Com o tempo, o paciente começa a chegar no horário. Não porque "elaborou" o passado, mas porque o campo da observação se ampliou: ele pôde experimentar o atraso como um fenômeno presente, com todas as suas nuances, sem que o analista o fixasse em uma interpretação definitiva. O atraso deixou de ser um sintoma a ser decodificado e tornou-se um dado da relação a ser explorado.


7. O que isso muda na clínica?

Essa perspectiva desloca o foco de uma leitura ontológica para uma leitura epistemológica. Na leitura ontológica, o paciente tem uma repetição, traz o passado para a sala, a interpretação revela uma verdade, a perlaboração elabora o conteúdo, e o objetivo é resolver o sintoma. Na leitura epistemológica, o analista observa uma regularidade, infere uma analogia com o passado, a interpretação oferece uma organização possível, a perlaboração sustenta a abertura da observação, e o objetivo é ampliar o repertório de observação – tanto do analista quanto do paciente. O que está em jogo não é o que o paciente "é", mas o que o analista consegue ver, e como ele pode convidar o paciente a ver junto com ele.


8. Perguntas para o analista (ferramentas de observação)

  • O que estou sentindo agora, nesta sessão, que pode ser um dado sobre o campo relacional presente? (não sobre o passado do paciente)

  • Que regularidade estou observando na forma como este paciente se relaciona comigo? E como posso testar se essa regularidade é do paciente ou do meu olhar?

  • Se eu interpretar agora, estou fechando ou abrindo possibilidades de observação?

  • Que outras formas de organizar este fenômeno são possíveis, além da que me ocorre agora? E como posso explorá-las com o paciente, em vez de apenas sustentá-las sozinho?


9. Fechamento: o analista como observador do campo, e o paciente como co-explorador

O que distingue a psicanálise de outras práticas não é o que ela "descobre" sobre o paciente. É o tipo de observação que ela pratica: uma observação que não se fixa em conteúdos, mas em padrões relacionais; que não busca causas, mas regularidades; que não pretende revelar verdades, mas sustentar perguntas – e, com elas, abrir novos vértices junto ao paciente.

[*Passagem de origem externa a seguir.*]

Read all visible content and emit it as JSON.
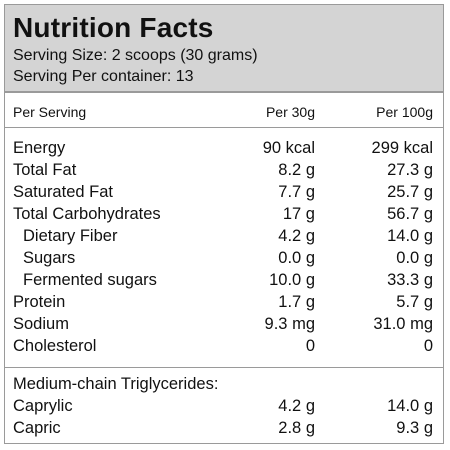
{
  "header": {
    "title": "Nutrition Facts",
    "serving_size": "Serving Size: 2 scoops (30 grams)",
    "servings_per_container": "Serving Per container: 13"
  },
  "columns": {
    "name": "Per Serving",
    "col1": "Per 30g",
    "col2": "Per 100g"
  },
  "rows": [
    {
      "name": "Energy",
      "v1": "90 kcal",
      "v2": "299 kcal"
    },
    {
      "name": "Total Fat",
      "v1": "8.2 g",
      "v2": "27.3 g"
    },
    {
      "name": "Saturated Fat",
      "v1": "7.7 g",
      "v2": "25.7 g"
    },
    {
      "name": "Total Carbohydrates",
      "v1": "17 g",
      "v2": "56.7 g"
    },
    {
      "name": "Dietary Fiber",
      "v1": "4.2 g",
      "v2": "14.0 g"
    },
    {
      "name": "Sugars",
      "v1": "0.0 g",
      "v2": "0.0 g"
    },
    {
      "name": "Fermented sugars",
      "v1": "10.0 g",
      "v2": "33.3 g"
    },
    {
      "name": "Protein",
      "v1": "1.7 g",
      "v2": "5.7 g"
    },
    {
      "name": "Sodium",
      "v1": "9.3 mg",
      "v2": "31.0 mg"
    },
    {
      "name": "Cholesterol",
      "v1": "0",
      "v2": "0"
    }
  ],
  "mct": {
    "heading": "Medium-chain Triglycerides:",
    "rows": [
      {
        "name": "Caprylic",
        "v1": "4.2 g",
        "v2": "14.0 g"
      },
      {
        "name": "Capric",
        "v1": "2.8 g",
        "v2": "9.3 g"
      }
    ]
  }
}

O paciente não repete. O analista observa regularidades – e, ao observar, transforma o fluxo da sessão em um campo pensável. A repetição, a transferência, a perlaboração não são coisas que o paciente tem; são lentes que o analista usa para ver o que, de outra forma, seria apenas ruído. E a pergunta "será que é o paciente que repete, ou sou eu que vejo sempre o mesmo?" é a mais fecunda que o analista pode fazer a si mesmo – porque ela mantém a observação viva, aberta, e passível de transformação.

E o que o analista vê, com essas lentes, não é o passado do paciente. É o presente da relação – um presente que se torna, ele mesmo, o lugar da transformação, na medida em que analista e paciente exploram juntos os vértices possíveis desse encontro.